Há exatamente um ano um casal de amigos nossos perdeu o filho de 15 anos. Suicídio. Ficamos arrasados, pois a mãe era minha amiga desde exatamente essa idade.

A depressão é um inimigo silencioso e os depressivos são importantes para debelar crises.

Mas o cotidiano é que faz diferença.

É um exercício cotidiano, vivo cada dia e ao termino dele sei que sobrevivi a mais um. Um de cada vez, ciente de que todo dia será um novo desafio.

Eu usei antidepressivos por 7 meses e foi muito importante para que eu saísse da linha de risco para minha saúde física e mental. Ao final deste período, já bem, sacodi a poeira, passei a fazer controle nutricional da minha saúde e, juntando isso aos #30tododia (um mínimo de 30 minutos de atividade física diária), cá estou sem nunca ter voltado aos remédios – e já se vão exatos 10 anos.

fluoxetina e outros remedios para depressao sao a solucao ou um erro

Há algumas semanas vi um texto no Facebook que minimizava o tratamento médico para depressão (e não estou defendendo a substância, só dizendo que nem tudo que a gente lê reflete a realidade universal), ressaltava os efeitos colaterais e a reação em cadeia do uso de medicação específica. Eu emagreci muito e tinha sono excessivo com a fluoxetina, duas coisas que o autor afirmava que não aconteceriam e que exigiriam novos medicamentos.

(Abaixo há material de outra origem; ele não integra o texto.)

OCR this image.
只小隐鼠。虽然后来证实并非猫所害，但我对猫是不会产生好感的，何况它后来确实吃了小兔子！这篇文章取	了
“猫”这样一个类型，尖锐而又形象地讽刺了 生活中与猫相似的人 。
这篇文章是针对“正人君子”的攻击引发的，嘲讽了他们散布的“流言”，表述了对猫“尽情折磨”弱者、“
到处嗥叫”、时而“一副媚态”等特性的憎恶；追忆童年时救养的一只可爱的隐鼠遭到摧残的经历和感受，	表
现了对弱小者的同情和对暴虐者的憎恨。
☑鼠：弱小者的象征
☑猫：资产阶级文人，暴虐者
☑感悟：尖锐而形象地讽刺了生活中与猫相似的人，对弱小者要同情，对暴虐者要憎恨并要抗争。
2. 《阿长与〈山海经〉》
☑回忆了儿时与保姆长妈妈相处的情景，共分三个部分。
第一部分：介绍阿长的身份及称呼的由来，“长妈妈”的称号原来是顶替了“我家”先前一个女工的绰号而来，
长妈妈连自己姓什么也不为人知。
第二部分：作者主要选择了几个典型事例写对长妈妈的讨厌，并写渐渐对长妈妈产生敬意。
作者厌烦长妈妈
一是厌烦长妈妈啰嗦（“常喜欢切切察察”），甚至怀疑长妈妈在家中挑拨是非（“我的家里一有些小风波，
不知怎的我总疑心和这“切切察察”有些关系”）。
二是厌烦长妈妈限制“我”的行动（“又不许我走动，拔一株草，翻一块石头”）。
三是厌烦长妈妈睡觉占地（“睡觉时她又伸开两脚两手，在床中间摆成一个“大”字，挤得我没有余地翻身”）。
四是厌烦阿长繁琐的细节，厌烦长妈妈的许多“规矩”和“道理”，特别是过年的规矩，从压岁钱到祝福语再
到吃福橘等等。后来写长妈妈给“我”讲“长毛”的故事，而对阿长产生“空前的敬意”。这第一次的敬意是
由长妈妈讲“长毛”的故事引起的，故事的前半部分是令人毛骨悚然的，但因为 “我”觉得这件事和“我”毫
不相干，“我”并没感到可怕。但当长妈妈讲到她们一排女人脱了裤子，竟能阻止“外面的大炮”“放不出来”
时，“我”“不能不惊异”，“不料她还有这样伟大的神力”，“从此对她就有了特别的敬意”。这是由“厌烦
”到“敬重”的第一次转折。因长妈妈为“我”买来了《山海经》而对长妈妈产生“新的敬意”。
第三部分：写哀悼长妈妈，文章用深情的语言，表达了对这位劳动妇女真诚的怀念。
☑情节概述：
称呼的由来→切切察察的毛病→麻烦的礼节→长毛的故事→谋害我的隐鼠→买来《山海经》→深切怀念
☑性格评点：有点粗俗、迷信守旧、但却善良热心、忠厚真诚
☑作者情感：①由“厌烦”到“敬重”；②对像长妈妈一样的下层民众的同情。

Na ocasião, deixei meu relato para empoderar as mães que sintam essa tristeza sem fim que é um dos sinais da depressão, na esperança de que sirva para elas não deixarem de lado os sinais que seu corpo manda dizendo que algo vai mal e que merece ser atendido e tratado.

Depressão não é firula, é uma condição de saúde séria que merece atenção e exige cuidados médicos.

Muitas pessoas não se submetem a tratamentos contra a depressão simplesmente porque não acreditam estar com a doença. Por isso, é preciso ficar atenta aos sinais que podem indicar o problema. Entre os sintomas mais comuns está a tristeza e a falta de vontade de realizar atividades cotidianas e até mesmo prazerosas, como passear. Contudo, além da queda de energia e de ânimo, outros sintomas como falta de desejo sexual, alteração de peso e dores físicas também podem sinalizar quadros de depressão.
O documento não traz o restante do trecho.